2. Postural hypotension: When the patient suddenly changes from the lying position or squatting position to the upright position, or when standing for a long time, the arterial blood pressure of the upper limbs is lower than 12/8 kPa (90/60 mmHg), or the systolic blood pressure decreases by more than 30 mmHg and diastolic blood pressure decreases by more than 20 mmHg, and there are such symptoms as dizziness, lightheadedness, blurred vision, fatigue, nausea, cognitive dysfunction, palpitation, and pain in the back of the neck, and so on. If the patient takes the lying position, the blood pressure will rise and the symptoms will disappear, and the disease can be diagnosed after excluding other causes.
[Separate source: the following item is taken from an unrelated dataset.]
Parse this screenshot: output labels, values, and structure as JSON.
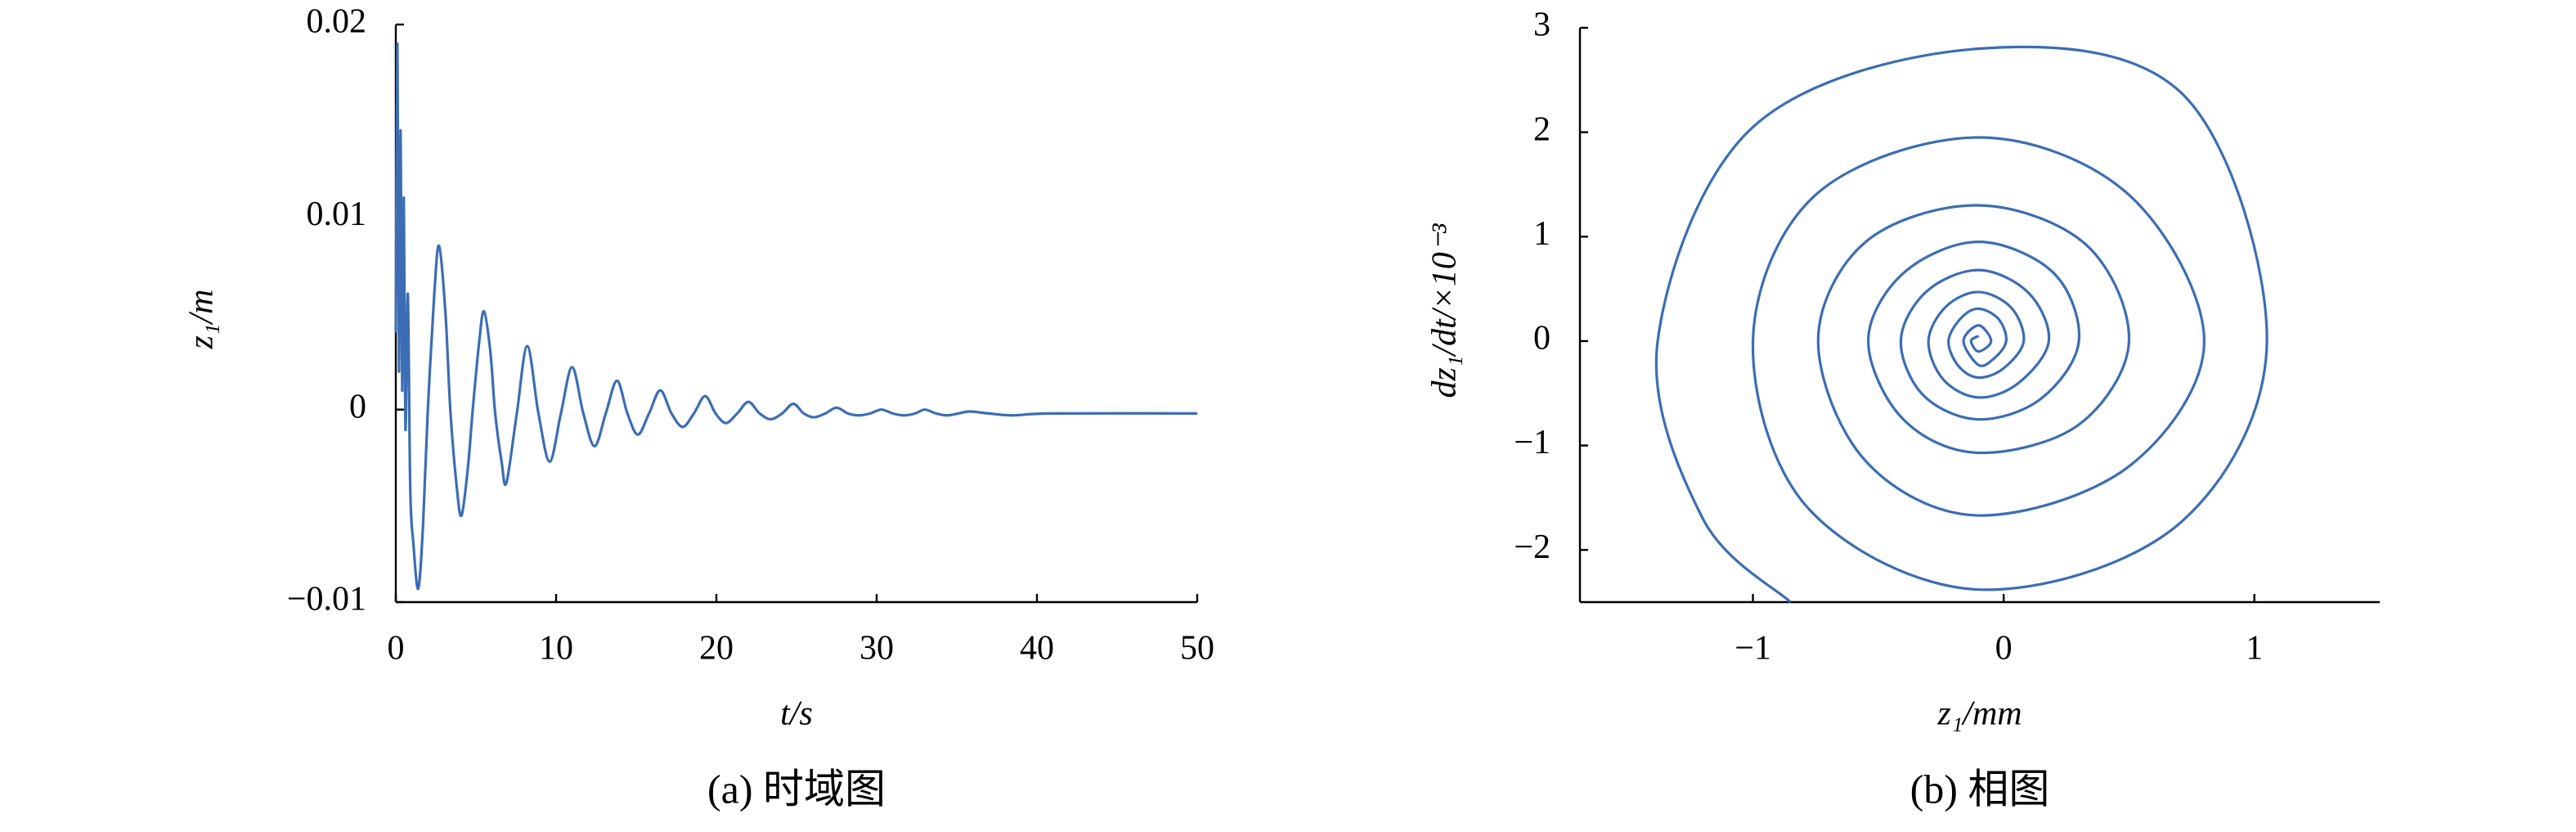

3. Secondary hypotension: The disease can be diagnosed when the patient’s arterial pressure in the upper limb is lower than 12/8 kPa (90/60 mmHg) and there are other diseases, such as hemorrhage, acute myocardial infarction, severe trauma, infection, allergy and other causes.
Treatment
Treatment guidelines
After clarifying the cause of the disease, actively carry out etiologic treatment, appropriately strengthen exercise and adjust the dietary structure.
Drug treatment
For disease-induced hypotension, the primary disease should be actively treated, and the drug treatment program should follow the guidance of specialists.
Drug-induced hypotension should be discontinued or the dosage adjusted under the guidance of the doctor.
Radiotherapy
For disease-induced hypotension, the radiotherapy program should follow the instruction of the specialist.
Surgery
For disease-induced hypotension, the surgical treatment plan should follow the guidance of the specialist.
Other treatments
For hypotension caused by physical weakness, nutrition should be strengthened.
For hypotension caused by change in body position, care should be taken not to overdo it when standing up from a lying position, and handholds should be used to prevent falls.
Prognosis
The prognosis of hypotension is related to the cause of the disease, the primary disease, and the manifestation of symptoms. If the cause of hypotension, the primary disease is easy to cure and the symptoms are mild, the patient’s prognosis is good; if the cause of hypotension, the primary disease is more difficult to cure or the treatment period is long, and the symptoms are severe, the patient’s prognosis is unsatisfactory.
Nursing care
Daily care
1. Changing position in daily life should be done slowly, not too violently, and should be supported by hand to prevent falling.
2. Life should be regular, pay attention to rest, and prevent excessive fatigue.
3. Choose suitable exercise programs to improve physical fitness as long as your body can tolerate them.
Diet regulation
1. Enhance nutrition, eat more food rich in high quality protein and dietary fiber, drink more warm boiled water, avoid spicy, stimulating, greasy food, avoid smoking and alcohol.
2. You should not eat too much at each meal to avoid returning relatively less blood to the heart.